I am kind of in the same boat. Realistically, you’re not going to get up and running in a day or two. It’s going to take a few weeks to really get familiar with the engine and its back end architecture. Fortunately for you, you’ve got lots of experience with making games, programming, and a game engine, so a lot of the concepts won’t be lost on you.
I wrote up my game prototype in C# using XNA, and now I’m in the process of porting it over to UE4. It’s going to take a while, but fortunately I’m not in the awkward position of trying to figure out what kind of game I want to make and trying to learn a new tech at the same time. What’s been really helpful for me is the C++ code tutorial series they posted. It gives you a taste of how the workflow should go between C++ and blueprints and they leave the rest up to you to figure out and implement. It’s a great launching point. There’s a plethora of documentation out there, so it’s mostly a matter of trying to figure out “I’m trying to do X, how do I do that in UE4?”. I recommend following the TutorialCode tutorial series. Follow it step by step and try to understand what each line of code is doing and how they interact with the editor and blueprints. (They also use GameMode code to implement some game logic).

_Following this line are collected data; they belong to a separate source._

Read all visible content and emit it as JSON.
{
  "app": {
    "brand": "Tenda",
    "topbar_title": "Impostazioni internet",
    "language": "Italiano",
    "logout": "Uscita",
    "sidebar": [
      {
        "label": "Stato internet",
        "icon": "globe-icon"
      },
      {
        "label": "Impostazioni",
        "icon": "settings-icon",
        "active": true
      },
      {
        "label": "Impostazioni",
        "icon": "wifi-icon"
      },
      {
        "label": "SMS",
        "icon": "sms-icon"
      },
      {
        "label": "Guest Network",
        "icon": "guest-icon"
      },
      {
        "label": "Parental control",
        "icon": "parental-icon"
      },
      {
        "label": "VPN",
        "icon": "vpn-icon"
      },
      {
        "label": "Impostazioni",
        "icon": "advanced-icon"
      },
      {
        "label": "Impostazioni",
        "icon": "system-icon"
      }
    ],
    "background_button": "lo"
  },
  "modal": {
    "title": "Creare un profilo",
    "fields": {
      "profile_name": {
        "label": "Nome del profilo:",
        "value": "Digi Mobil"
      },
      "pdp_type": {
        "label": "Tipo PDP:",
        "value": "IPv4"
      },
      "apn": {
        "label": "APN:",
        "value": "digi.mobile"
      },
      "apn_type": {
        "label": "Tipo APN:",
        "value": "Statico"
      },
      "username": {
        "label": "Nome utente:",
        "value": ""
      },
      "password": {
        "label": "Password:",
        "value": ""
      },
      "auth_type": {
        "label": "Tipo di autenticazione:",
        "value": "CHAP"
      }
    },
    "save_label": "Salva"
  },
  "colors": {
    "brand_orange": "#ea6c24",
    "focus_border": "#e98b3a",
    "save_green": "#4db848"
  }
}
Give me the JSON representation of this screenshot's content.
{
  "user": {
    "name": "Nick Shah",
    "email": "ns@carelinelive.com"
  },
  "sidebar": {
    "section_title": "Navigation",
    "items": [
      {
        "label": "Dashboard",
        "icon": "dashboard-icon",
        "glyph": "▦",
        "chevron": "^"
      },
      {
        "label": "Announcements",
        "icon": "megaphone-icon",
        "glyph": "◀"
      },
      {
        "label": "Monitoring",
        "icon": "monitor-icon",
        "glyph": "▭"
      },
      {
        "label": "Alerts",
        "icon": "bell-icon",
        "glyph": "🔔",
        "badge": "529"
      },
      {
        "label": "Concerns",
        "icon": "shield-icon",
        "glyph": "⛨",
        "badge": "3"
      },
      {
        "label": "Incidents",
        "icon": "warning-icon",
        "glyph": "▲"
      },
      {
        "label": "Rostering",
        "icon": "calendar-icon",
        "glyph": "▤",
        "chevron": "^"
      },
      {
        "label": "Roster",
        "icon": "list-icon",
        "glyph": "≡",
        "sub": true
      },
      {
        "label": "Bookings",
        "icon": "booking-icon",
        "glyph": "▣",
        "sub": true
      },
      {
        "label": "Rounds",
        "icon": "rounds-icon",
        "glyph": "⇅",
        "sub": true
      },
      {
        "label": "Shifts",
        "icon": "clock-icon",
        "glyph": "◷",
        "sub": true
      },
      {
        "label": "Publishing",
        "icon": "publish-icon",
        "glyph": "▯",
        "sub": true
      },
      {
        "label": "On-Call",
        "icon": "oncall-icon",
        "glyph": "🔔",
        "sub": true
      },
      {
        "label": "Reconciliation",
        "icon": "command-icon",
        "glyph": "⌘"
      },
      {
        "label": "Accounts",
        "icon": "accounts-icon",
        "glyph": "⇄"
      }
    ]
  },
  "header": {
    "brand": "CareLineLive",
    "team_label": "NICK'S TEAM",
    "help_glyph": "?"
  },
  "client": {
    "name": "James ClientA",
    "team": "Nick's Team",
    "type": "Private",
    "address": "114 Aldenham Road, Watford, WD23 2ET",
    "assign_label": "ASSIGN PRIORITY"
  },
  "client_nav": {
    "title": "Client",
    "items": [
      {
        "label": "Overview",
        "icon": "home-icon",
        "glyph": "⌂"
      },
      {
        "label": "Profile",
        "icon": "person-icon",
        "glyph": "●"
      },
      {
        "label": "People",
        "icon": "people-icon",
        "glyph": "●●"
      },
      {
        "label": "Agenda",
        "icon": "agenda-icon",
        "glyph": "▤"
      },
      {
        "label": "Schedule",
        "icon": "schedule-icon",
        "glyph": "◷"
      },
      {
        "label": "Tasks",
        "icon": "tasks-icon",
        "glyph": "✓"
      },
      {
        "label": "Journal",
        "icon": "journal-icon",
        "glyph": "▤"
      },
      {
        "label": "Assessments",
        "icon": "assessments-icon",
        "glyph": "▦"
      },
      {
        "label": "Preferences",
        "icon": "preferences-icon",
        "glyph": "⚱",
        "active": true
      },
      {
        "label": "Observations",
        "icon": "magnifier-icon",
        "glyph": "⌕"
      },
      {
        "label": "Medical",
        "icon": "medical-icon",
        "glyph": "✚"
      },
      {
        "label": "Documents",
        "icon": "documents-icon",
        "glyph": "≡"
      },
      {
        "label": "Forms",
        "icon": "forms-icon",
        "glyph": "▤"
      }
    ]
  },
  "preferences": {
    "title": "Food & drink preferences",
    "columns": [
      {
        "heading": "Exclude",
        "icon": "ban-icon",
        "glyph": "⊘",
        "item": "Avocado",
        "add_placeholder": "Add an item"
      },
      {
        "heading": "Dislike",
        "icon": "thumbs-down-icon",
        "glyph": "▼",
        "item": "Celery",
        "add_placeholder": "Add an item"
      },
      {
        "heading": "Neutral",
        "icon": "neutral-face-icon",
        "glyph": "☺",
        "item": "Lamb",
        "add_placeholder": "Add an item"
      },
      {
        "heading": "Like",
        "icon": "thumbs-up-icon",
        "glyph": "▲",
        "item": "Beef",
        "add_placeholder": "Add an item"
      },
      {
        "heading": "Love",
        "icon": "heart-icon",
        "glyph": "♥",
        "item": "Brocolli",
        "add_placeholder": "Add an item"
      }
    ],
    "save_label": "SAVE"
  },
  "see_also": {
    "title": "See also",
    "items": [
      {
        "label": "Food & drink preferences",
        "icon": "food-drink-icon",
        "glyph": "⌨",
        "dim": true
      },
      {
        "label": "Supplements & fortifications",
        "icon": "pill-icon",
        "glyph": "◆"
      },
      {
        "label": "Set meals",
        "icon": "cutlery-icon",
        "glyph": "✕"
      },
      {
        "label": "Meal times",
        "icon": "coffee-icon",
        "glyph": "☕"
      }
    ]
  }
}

As far as backend architecture goes, getting a good grasp of the class inheritance hierarchy is pretty important too. From what I understand, it goes something like this:
UObject -> Pawn -> Actor -> Character
One slightly annoying but necessary thing about coding in UE4 is that they don’t let you use the C++ int keyword. Instead, you have to use their keywords like uint8, uint32, int32, etc. But, if you expose some of those variables to the detail editor, they’re grayed out (such as int32, but not uint8). I’m still new to the editor as well, but I haven’t figured out how to use restrictions on property values either, so if you have 8 players max and you want to create some sort of editor control to set that restriction… I don’t know how to do it, yet.
Anyways, there’s lots of resources out there in the forms of documentation, youtube videos, content examples, forum posts, etc. Just manage your expectations a bit and you’ll be fine. It’s going to take some work to get proficient, but it’s certainly a lot faster than writing your own engine from scratch again.